Telles que nous venons de les décrire, ces trois phases ne sont qu'un condensé de ce que plusieurs femmes disent avoir vécu; en aucun cas, cette description ne peut servir de barème pour juger ou pour évaluer les réactions d'une femme en particulier.

Peut-être doutez-vous de votre capacité à traverser une telle épreuve et à vous en sortir; mais avez-vous bien conscience de la difficulté de cette tâche ?
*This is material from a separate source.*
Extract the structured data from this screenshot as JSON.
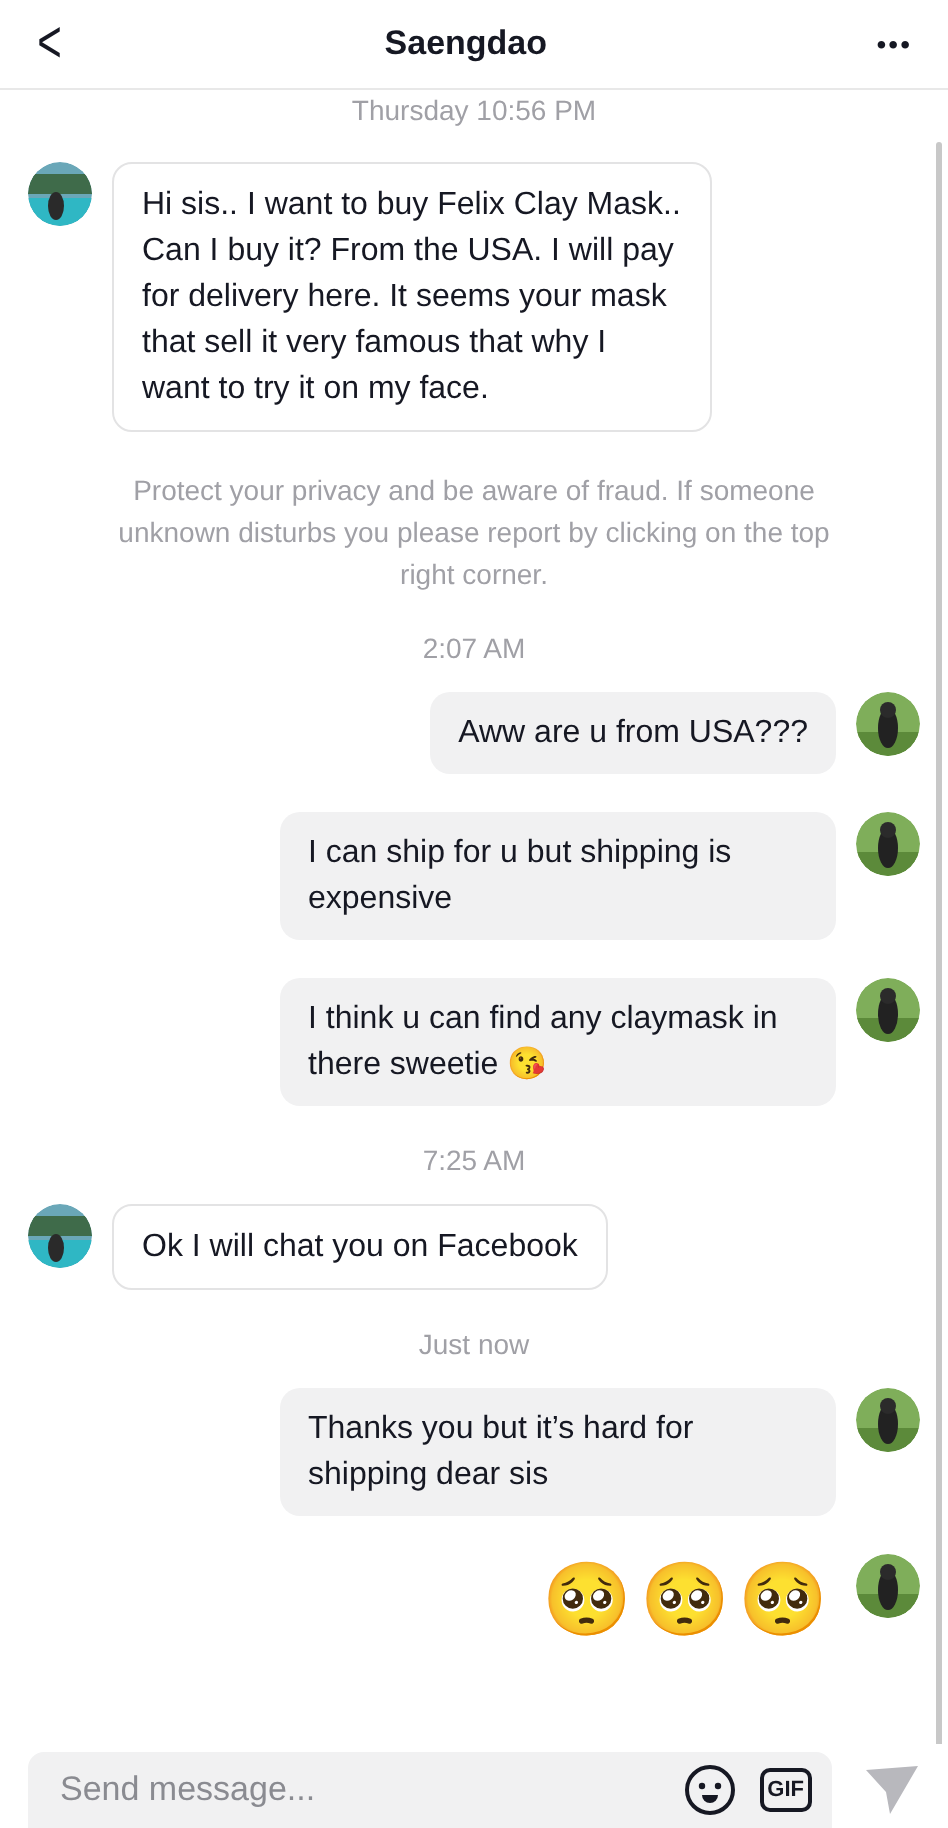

Il s'agit de réintégrer un environnement où l'agression sexuelle est chose courante, d'apprendre à vivre avec la menace du viol dont vous connaissez trop bien le pouvoir destructeur. Votre vision du monde ne sera probablement plus jamais la même. Mais si vous parvenez à admettre cette réalité, vous vous apercevrez que vous avez cessé d'être une «victime». Vous pourriez envisager de suivre un cours d'autodéfense pour femmes; c'est peut-être ce dont vous avez besoin pour développer l'assurance et l'indépendance d'une «survivante. »

 

 

Source, L’agression Sexuelle, Les Presses de la santé de Montréal, p.21 à 23

Sam 27 fév 2010 4 commentaires
c'est un texte très important et très fort, merci Sophie de l'avoir publié!
Ce que je ne supporte pas, c'est de voir un auteur de viol non seulement impuni mais en plus se vanter, affirmer que la victime l'a provoquée, était consentante. J'ai un cas concret qui me met en colère, je vous enverrai un message à ce sujet sur msn.
Jacqueline
Chienne de garde - le 27/02/2010 à 15h04
merci pour avoir ainsi décrypté l'après tant au point de vue de l'agressée que des accompagnants,vous faites un travail formidable avec ce blog
ludivine - le 27/02/2010 à 17h33
Merci Sophie pour ce document si précieux Pour avoir vécu cela je dois dire que le sentiment de culpabilité est fort, surtout quand on se dit "je n'aurais pas du m'habiller ainsi, sortir seule, rentrer si tard etc" Je sais que la victime ne doit pas se culpabiliser mais on ne peut pas s'en empêcher
Olga - le 27/02/2010 à 18h36
bonjour, je suis une jeune fille de 20 ans victime d'une inceste de la part de mon père je suis triste et me sens trahi mes rtrenconres amoureuses ne m'apportent pour l'instant ke du mauvais jai besoin d'aide svp je me sens mal
Jolly - le 22/03/2010 à 11h50
Bonsoir Jolly, excuse-moi de te repondre si tard...Dans le blog, je ferais un petit article pour toi. Si tu veux m'en dire plus, je le publierai...
Courage à toi. tu es jeune, et tu as encoe toute ta vie pour trouver l'amour... Et te guerir ce ce crime que tu as subi.